The Bank of England’s decision to crack down on buy-to-let lending through the introduction of tighter borrowing rules and stricter affordability tests mean that increasing numbers of landlords are turning to less conventional forms of finance in order to carry on investing in the buy-to-let market.

According to the findings of a new 'broker sentiment survey', conducted by bridging loan lender MTF, 84% of brokers were unable to source a buy-to-let mortgage for some of their clients in the final quarter of last year, with more than a quarter - 27% - attributing affordability as the main barrier.

One in five of the brokers surveyed said they were unable to get buy-to-let mortgages for clients with adverse credit and equally, 20% blamed consumer buy-to-let regulations.

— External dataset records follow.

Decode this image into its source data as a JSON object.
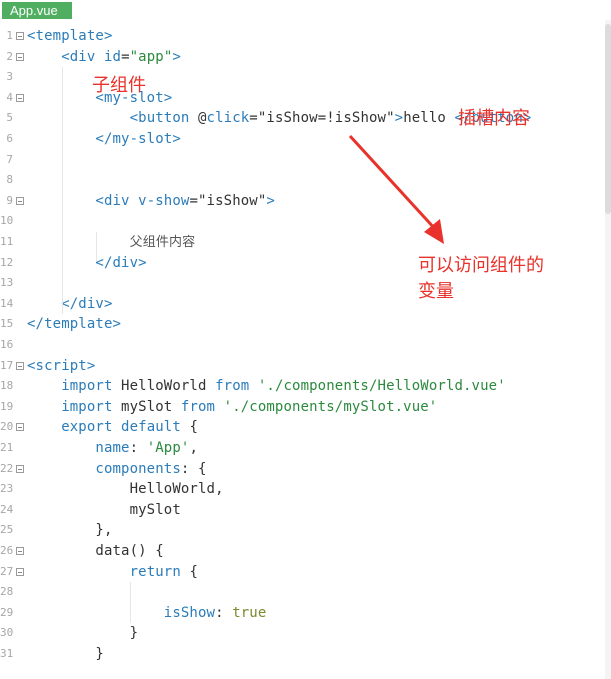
{
  "tab": {
    "label": "App.vue"
  },
  "lines": [
    {
      "n": "1",
      "fold": true,
      "segs": [
        [
          "tag",
          "<template>"
        ]
      ]
    },
    {
      "n": "2",
      "fold": true,
      "segs": [
        [
          "txt",
          "    "
        ],
        [
          "tag",
          "<div "
        ],
        [
          "attr",
          "id"
        ],
        [
          "txt",
          "="
        ],
        [
          "str",
          "\"app\""
        ],
        [
          "tag",
          ">"
        ]
      ]
    },
    {
      "n": "3",
      "fold": false,
      "segs": []
    },
    {
      "n": "4",
      "fold": true,
      "segs": [
        [
          "txt",
          "        "
        ],
        [
          "tag",
          "<my-slot>"
        ]
      ]
    },
    {
      "n": "5",
      "fold": false,
      "segs": [
        [
          "txt",
          "            "
        ],
        [
          "tag",
          "<button "
        ],
        [
          "txt",
          "@"
        ],
        [
          "attr",
          "click"
        ],
        [
          "txt",
          "="
        ],
        [
          "txt",
          "\"isShow=!isShow\""
        ],
        [
          "tag",
          ">"
        ],
        [
          "txt",
          "hello "
        ],
        [
          "tag",
          "</button>"
        ]
      ]
    },
    {
      "n": "6",
      "fold": false,
      "segs": [
        [
          "txt",
          "        "
        ],
        [
          "tag",
          "</my-slot>"
        ]
      ]
    },
    {
      "n": "7",
      "fold": false,
      "segs": []
    },
    {
      "n": "8",
      "fold": false,
      "segs": []
    },
    {
      "n": "9",
      "fold": true,
      "segs": [
        [
          "txt",
          "        "
        ],
        [
          "tag",
          "<div "
        ],
        [
          "attr",
          "v-show"
        ],
        [
          "txt",
          "="
        ],
        [
          "txt",
          "\"isShow\""
        ],
        [
          "tag",
          ">"
        ]
      ]
    },
    {
      "n": "10",
      "fold": false,
      "segs": []
    },
    {
      "n": "11",
      "fold": false,
      "segs": [
        [
          "txt",
          "            "
        ],
        [
          "cn",
          "父组件内容"
        ]
      ]
    },
    {
      "n": "12",
      "fold": false,
      "segs": [
        [
          "txt",
          "        "
        ],
        [
          "tag",
          "</div>"
        ]
      ]
    },
    {
      "n": "13",
      "fold": false,
      "segs": []
    },
    {
      "n": "14",
      "fold": false,
      "segs": [
        [
          "txt",
          "    "
        ],
        [
          "tag",
          "</div>"
        ]
      ]
    },
    {
      "n": "15",
      "fold": false,
      "segs": [
        [
          "tag",
          "</template>"
        ]
      ]
    },
    {
      "n": "16",
      "fold": false,
      "segs": []
    },
    {
      "n": "17",
      "fold": true,
      "segs": [
        [
          "tag",
          "<script>"
        ]
      ]
    },
    {
      "n": "18",
      "fold": false,
      "segs": [
        [
          "txt",
          "    "
        ],
        [
          "kw",
          "import "
        ],
        [
          "txt",
          "HelloWorld "
        ],
        [
          "kw",
          "from "
        ],
        [
          "str",
          "'./components/HelloWorld.vue'"
        ]
      ]
    },
    {
      "n": "19",
      "fold": false,
      "segs": [
        [
          "txt",
          "    "
        ],
        [
          "kw",
          "import "
        ],
        [
          "txt",
          "mySlot "
        ],
        [
          "kw",
          "from "
        ],
        [
          "str",
          "'./components/mySlot.vue'"
        ]
      ]
    },
    {
      "n": "20",
      "fold": true,
      "segs": [
        [
          "txt",
          "    "
        ],
        [
          "kw",
          "export default "
        ],
        [
          "txt",
          "{"
        ]
      ]
    },
    {
      "n": "21",
      "fold": false,
      "segs": [
        [
          "txt",
          "        "
        ],
        [
          "prop",
          "name"
        ],
        [
          "txt",
          ": "
        ],
        [
          "str",
          "'App'"
        ],
        [
          "txt",
          ","
        ]
      ]
    },
    {
      "n": "22",
      "fold": true,
      "segs": [
        [
          "txt",
          "        "
        ],
        [
          "prop",
          "components"
        ],
        [
          "txt",
          ": {"
        ]
      ]
    },
    {
      "n": "23",
      "fold": false,
      "segs": [
        [
          "txt",
          "            HelloWorld,"
        ]
      ]
    },
    {
      "n": "24",
      "fold": false,
      "segs": [
        [
          "txt",
          "            mySlot"
        ]
      ]
    },
    {
      "n": "25",
      "fold": false,
      "segs": [
        [
          "txt",
          "        },"
        ]
      ]
    },
    {
      "n": "26",
      "fold": true,
      "segs": [
        [
          "txt",
          "        data() {"
        ]
      ]
    },
    {
      "n": "27",
      "fold": true,
      "segs": [
        [
          "txt",
          "            "
        ],
        [
          "kw",
          "return "
        ],
        [
          "txt",
          "{"
        ]
      ]
    },
    {
      "n": "28",
      "fold": false,
      "segs": []
    },
    {
      "n": "29",
      "fold": false,
      "segs": [
        [
          "txt",
          "                "
        ],
        [
          "prop",
          "isShow"
        ],
        [
          "txt",
          ": "
        ],
        [
          "val",
          "true"
        ]
      ]
    },
    {
      "n": "30",
      "fold": false,
      "segs": [
        [
          "txt",
          "            }"
        ]
      ]
    },
    {
      "n": "31",
      "fold": false,
      "segs": [
        [
          "txt",
          "        }"
        ]
      ]
    }
  ],
  "annotations": {
    "child_component": "子组件",
    "slot_content": "插槽内容",
    "access_line1": "可以访问组件的",
    "access_line2": "变量"
  },
  "colors": {
    "annotation": "#e8322b",
    "tab": "#4fae5f"
  }
}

But while buy-to-let lenders deal with the latest interventions by the Prudential Regulation Authority, business in one often-overlooked corner of the market is currently booming.

Demand for bridging loans – short-term secured loans designed to bridge a temporary cash shortfall when acquiring a property – has surged, as reflected by this latest poll.

The study found that 69% of brokers opted for bridging finance after being unable to raise a buy-to-let mortgage for their clients in instances where time is of the essence. Some 8% of brokers opted for secured loans as an alternative.

Bridging loans were once perceived as a ‘last resort’ lending option. But with a growing number of borrowers attracted to the greater flexibility offered by alternative finance providers, including no minimum term and no exit fees, it is now expanding fast, with 31% of brokers noticing a rise in bridging loan volume in Q4 2016, up from 13% in the previous quarter.

The South East saw the biggest demand for bridging loans in the UK at 50%, up from 29% in Q3.

The main reason borrowers took out a bridging loan in the fourth quarter was to refurbish a property at 31%, followed by development projects at 15%, highlighting how bridging loans are being used to increase rental income, due to the interest cover ratio increasing from 125% to 145%.

Bridging, known for its speed, offers much faster time to completion than high-street lenders, and so it follows that short-term finance is easily outpacing the mainstream mortgage market, with three-quarters of brokers experienced a rise in overall bridging loan volumes in 2016 compared to 2015, and 69% expecting a further rise in 2017.

None of the respondents expect bridging loan volumes to decrease in 2017, showing its growing prominence as a loan product.

Tomer Aboody, director of MTF, commented: “The results from our Q4 survey reflect the adverse impact of stricter affordability and stress testing from mainstream lenders on professional property investors’ ability to obtain buy to let mortgages.

“Despite uncertainty in the wider markets, we expect strong demand for bridging loans to continue in 2017.”